I decided to compare the performance of the standard strict tail-recursive version of the Fibonacci program in Haskell to one written in C, using GMP to allow comparisons where the result is to big to fit in a word (in Haskell I use the multi-precision Integer type).

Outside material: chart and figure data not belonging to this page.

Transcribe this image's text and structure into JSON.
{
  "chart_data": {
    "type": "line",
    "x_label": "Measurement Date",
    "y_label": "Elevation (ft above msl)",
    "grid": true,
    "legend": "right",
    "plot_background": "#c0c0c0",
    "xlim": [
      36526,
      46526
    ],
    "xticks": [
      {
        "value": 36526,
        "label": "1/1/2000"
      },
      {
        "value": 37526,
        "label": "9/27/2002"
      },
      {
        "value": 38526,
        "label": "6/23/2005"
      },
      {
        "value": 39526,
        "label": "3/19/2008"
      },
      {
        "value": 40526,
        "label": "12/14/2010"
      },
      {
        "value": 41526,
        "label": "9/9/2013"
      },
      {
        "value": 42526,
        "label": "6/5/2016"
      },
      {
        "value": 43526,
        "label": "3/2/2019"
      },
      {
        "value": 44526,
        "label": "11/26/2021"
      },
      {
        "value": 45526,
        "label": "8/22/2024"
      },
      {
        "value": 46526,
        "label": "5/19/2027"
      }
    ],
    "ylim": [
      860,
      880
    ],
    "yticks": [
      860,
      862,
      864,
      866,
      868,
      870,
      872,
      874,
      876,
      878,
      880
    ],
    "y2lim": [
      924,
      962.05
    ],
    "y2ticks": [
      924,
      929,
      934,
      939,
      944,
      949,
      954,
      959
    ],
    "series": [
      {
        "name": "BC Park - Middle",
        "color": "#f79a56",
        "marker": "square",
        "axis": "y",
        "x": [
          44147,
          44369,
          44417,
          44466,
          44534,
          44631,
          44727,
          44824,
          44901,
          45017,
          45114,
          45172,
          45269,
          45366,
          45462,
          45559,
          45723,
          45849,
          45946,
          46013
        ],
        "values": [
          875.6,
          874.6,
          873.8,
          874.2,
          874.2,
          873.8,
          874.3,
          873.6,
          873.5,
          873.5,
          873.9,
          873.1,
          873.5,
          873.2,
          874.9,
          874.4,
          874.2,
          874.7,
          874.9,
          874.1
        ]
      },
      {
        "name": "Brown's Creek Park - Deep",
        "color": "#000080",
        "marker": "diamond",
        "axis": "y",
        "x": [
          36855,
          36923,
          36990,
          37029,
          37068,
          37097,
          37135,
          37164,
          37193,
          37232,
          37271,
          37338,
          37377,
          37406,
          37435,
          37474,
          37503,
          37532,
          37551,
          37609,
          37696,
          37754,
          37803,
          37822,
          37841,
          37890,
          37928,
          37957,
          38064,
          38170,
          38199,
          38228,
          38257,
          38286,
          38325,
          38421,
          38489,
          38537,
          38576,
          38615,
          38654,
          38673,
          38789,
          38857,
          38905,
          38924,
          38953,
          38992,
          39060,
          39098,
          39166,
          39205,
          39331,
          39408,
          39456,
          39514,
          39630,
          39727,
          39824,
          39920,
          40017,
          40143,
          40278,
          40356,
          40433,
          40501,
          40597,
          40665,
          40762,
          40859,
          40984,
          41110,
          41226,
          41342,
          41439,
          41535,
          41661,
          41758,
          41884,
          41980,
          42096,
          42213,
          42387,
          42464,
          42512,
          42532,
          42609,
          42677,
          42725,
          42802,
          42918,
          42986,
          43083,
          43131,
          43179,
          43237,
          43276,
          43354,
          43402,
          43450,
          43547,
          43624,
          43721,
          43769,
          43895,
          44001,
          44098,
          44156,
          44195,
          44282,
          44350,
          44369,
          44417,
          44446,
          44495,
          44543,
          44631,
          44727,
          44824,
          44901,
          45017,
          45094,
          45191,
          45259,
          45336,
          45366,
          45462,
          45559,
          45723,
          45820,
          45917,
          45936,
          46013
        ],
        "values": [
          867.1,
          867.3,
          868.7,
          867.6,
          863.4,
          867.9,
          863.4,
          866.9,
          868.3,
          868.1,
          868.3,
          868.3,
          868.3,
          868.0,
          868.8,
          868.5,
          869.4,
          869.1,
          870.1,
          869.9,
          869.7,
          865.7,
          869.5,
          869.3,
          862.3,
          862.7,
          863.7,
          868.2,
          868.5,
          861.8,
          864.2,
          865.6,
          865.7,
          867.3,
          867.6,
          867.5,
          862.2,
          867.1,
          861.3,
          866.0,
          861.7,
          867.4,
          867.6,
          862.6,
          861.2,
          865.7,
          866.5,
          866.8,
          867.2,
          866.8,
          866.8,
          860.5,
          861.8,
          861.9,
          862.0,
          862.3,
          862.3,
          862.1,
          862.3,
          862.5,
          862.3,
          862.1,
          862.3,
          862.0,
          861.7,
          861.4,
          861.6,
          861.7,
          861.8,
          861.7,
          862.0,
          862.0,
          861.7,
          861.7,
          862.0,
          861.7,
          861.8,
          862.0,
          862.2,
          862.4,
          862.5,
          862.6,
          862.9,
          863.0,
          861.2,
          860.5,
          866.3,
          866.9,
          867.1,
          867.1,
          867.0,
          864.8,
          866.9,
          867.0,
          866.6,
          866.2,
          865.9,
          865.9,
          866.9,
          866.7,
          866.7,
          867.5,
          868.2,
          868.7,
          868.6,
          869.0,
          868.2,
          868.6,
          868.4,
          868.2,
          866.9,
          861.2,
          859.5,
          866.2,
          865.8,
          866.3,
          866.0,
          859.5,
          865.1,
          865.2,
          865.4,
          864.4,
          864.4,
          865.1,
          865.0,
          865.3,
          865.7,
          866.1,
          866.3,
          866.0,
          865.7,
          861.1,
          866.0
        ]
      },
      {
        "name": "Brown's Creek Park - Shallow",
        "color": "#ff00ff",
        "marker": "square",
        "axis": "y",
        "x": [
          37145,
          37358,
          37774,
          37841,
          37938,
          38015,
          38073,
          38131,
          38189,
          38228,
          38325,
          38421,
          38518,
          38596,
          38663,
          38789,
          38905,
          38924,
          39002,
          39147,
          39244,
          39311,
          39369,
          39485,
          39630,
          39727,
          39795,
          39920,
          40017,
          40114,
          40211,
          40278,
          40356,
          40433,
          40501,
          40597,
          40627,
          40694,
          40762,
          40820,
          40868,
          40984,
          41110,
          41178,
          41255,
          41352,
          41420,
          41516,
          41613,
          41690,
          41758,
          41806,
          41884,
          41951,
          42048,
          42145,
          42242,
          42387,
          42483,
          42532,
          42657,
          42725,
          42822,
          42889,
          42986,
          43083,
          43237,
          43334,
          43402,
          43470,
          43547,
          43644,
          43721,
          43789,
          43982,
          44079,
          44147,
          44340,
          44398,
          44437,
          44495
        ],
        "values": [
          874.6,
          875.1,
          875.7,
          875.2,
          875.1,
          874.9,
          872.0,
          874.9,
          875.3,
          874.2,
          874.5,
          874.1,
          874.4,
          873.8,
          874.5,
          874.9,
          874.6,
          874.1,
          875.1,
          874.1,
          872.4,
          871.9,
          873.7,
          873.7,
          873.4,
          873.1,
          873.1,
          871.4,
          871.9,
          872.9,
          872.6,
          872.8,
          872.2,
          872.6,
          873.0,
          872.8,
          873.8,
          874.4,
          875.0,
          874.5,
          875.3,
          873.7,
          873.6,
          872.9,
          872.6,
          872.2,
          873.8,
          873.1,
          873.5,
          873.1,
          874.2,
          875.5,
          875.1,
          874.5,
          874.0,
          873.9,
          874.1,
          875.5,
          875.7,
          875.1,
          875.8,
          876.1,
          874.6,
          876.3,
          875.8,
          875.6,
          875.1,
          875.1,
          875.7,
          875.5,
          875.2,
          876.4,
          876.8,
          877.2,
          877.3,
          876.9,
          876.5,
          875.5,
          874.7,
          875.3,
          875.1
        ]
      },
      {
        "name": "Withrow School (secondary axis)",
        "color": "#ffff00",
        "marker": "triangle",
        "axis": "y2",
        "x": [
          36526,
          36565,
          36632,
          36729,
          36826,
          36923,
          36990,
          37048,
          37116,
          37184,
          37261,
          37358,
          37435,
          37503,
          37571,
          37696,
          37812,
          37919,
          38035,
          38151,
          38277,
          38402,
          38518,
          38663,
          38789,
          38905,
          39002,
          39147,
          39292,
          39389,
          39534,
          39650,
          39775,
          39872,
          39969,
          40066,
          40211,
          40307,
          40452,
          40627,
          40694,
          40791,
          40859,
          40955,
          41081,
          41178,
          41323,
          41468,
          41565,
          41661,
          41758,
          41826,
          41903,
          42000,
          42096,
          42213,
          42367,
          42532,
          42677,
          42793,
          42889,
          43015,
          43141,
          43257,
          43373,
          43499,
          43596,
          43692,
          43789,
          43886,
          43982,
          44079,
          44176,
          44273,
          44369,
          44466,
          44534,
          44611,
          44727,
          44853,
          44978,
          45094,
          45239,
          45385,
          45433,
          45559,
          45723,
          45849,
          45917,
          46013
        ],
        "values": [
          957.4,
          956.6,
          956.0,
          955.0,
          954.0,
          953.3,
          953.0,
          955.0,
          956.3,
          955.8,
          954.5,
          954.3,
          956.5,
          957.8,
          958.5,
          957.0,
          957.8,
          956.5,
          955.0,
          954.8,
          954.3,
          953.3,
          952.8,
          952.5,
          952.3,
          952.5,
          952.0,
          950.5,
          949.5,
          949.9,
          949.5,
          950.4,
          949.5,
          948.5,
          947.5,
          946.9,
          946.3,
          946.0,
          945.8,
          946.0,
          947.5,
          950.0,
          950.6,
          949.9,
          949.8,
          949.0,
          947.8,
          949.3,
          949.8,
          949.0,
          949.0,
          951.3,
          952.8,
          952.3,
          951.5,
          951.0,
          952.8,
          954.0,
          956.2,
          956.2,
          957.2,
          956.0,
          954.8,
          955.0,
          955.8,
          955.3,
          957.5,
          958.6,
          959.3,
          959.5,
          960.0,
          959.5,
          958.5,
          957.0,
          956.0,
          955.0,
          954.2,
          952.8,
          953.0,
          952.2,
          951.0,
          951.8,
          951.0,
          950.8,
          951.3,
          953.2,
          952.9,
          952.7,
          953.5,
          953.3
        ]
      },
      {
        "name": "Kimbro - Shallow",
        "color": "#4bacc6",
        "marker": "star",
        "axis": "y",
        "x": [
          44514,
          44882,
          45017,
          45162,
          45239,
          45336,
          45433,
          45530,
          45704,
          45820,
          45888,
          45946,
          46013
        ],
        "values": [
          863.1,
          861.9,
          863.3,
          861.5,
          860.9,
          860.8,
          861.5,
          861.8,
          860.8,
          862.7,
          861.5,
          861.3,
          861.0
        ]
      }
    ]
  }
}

I'm going to omit the Haskell program, because this is a question about C and GMP. The C implementation is this:
#include <stdio.h>
#include <stdlib.h>
#include <gmp.h>
void fib(unsigned int n){
mpz_t a, b, t;
mpz_init_set_ui(a, 0);
mpz_init_set_ui(b, 1);
mpz_init(t);
for(; n > 1; n --){
mpz_add(t, a, b);
mpz_set(a, b);
mpz_set(b, t);
}
//mpz_out_str(stdout, 10, b);
}
int main(int argc, char **argv){
unsigned long n, f;
if(argc != 2){
printf("Usage: fibc <number>\n");
return 1;
}
fib(atol(argv[1]));
return 0;
}
Notice that I commented out the line that outputs the value, which was taking about a second (I left this behavior in the Haskell version).
The results are:
time ./fibhs 1000000
./fibhs 1000000 5.77s user 0.05s system 99% cpu 5.831 total
time ./fibc 1000000
./fibc 1000000 11.19s user 0.00s system 100% cpu 11.194 total
I figure I must be using GMP wrong. Can anyone see any performance improvement possibilities in the C code?
Play ping-pong. You have two variables a and b and a temporary t. You add and put the result into t, then you copy b to a and t to b. Instead alternate between adding b to a and adding a to b. The final result is either in a or b, depending on whether n is odd or even.